Blog
Feb 13, 2018
Recently, there have been a lot of proposal professionals questioning the value of color team reviews as part of the proposal process. They argue the field needs to move to an Agile development process. Proponents of throwing out color teams view the traditional Blue-Pink-Red-Gold process as outdated, a dinosaur due for retirement like the smoke-filled war rooms of decades past.
I believe in iterative proposal development. I go through my team’s inputs daily to provide feedback and direction. However, I feel there is still a place for maintaining color team reviews, even in today’s fast-paced, virtual world of bid management. The value of a formal review process far outweighs any benefits of abandoning the approach for an entirely iterative approach. I believe there are five key benefits to keep color teams as part of our process.
The goal of many lean Agile development projects is to provide a minimum viable product (MVP). Articulated by Eric Reiss in his book The Lean Startup, the team puts together a product that allows the team to gather as much information on whether the solution answers a customer’s need. The MVP approach allows the team to see if the product appeals to customers before expending the cost and effort of developing a final solution.
Proposal development can easily incorporate this vision of Agile development. Each color team document becomes an MVP. The proposal reviewers stand in for your end customer, and provide feedback over how the product you have answers their needs. Then, you refine your product through the revision process to ensure you address client needs.
Proposal teams need to get outside opinions to avoid drinking their own bathwater. Proposal teams can often live in their own truth bubbles – it’s only natural for people to think they have done great work. Writers often feel they have clearly articulated what they mean to say, which is not always what they actually say. Therefore, proposals need to be examined by people with safe distance from the bid to best judge their efforts. A formal review process makes such inputs and feedback much easier to gather than one-off, iterative review engagements.
In addition, debriefs spark creativity. First, reviewers can discuss their inputs and feedback, which can lead them to consider further ideas and suggestions. Secondly, having writers in the debrief can help generate creative solutions and ways to improve the proposal. Finally, formal reviews give the team a chance to discuss the path forward, using the review as a chance to pivot and reset as necessary.
A fundamental truth of proposals is they are evaluated, not read. As I recently wrote, we do not need to tell a story, but instead see how well we will do against the Government’s evaluation criteria. A formal proposal review gives the reviewers the opportunity to do a mock scoring. I look at Red Team as a chance to have reviewers serve as evaluators. On key proposals I provide a score sheet for the reviewers to complete. It allows the proposal team to see the strengths and weaknesses. The form also asks reviewers to provide clear, actionable advice on how to “Get to Blue.” Such a review is only possible when you have a formal review window where the reviewers can do a deep dive on the document and provide clear feedback.

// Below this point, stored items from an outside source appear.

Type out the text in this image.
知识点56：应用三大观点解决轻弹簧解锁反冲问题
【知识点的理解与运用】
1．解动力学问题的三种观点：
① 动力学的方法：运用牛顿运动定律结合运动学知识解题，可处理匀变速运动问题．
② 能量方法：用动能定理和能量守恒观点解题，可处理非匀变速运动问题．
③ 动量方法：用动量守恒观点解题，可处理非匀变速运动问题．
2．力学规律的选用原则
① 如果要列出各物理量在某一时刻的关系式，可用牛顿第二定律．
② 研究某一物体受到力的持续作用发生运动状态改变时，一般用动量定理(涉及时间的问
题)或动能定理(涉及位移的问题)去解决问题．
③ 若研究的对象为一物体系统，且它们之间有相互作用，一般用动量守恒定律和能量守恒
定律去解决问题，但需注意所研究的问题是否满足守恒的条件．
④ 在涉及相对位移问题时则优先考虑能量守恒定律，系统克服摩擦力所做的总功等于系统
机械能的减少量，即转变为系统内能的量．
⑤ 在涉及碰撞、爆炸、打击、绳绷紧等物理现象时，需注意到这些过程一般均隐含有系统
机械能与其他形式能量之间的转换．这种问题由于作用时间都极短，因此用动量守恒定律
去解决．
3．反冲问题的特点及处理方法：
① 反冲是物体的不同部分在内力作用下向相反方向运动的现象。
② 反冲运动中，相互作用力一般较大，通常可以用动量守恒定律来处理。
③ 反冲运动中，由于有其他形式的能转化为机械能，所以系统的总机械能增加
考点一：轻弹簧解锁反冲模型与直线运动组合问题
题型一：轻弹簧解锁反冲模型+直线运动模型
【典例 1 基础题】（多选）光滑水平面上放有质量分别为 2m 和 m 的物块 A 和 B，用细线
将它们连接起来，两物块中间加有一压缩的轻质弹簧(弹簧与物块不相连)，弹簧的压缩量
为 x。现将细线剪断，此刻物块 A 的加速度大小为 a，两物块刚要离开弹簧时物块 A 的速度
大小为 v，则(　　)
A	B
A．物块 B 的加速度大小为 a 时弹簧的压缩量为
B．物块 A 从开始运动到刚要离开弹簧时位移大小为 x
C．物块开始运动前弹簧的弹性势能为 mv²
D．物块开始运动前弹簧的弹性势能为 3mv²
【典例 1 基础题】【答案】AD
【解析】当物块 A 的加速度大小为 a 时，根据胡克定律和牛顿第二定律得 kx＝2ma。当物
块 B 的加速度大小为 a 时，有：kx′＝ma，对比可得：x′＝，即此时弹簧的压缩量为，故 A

The easiest way to lose a bid is to be non-compliant. It gives the evaluator an easy out – if you don’t meet the fundamental directions of the solicitation you can be tossed on the “no” pile very, very easily. It can be hard to judge compliance using an iterative review process. The content is always changing, making it hard to nail down where exactly the writing stands. Having a set time when people can sit down with a compliance matrix and go line-by-line is critical to ensuring a proposal fully meets the terms of the solicitation. The formal color team provides the perfect opportunity to see how well a proposal matches to the requirements.
Writers are human. They deserve some time to reset themselves, even during a quick-turn proposal. All writing instructors teach people to put their work aside for a little while. Even a few hours away from the process can give a new perspective, allowing one to see problems that were not obvious before and come up with new ideas to improve a section. A formal review process provides the writers to get that brief time away.
Incorporating Agile development ideas and practices into our proposal processes should be welcome. There are many great things we can learn from the move to lean development. However, we should not feel the need to abandon proposal reviews entirely. A well-run formal review process allows us to gain insights from outside our small team, improve our product, and ensure compliance more effectively than by using informal, iterative review alone.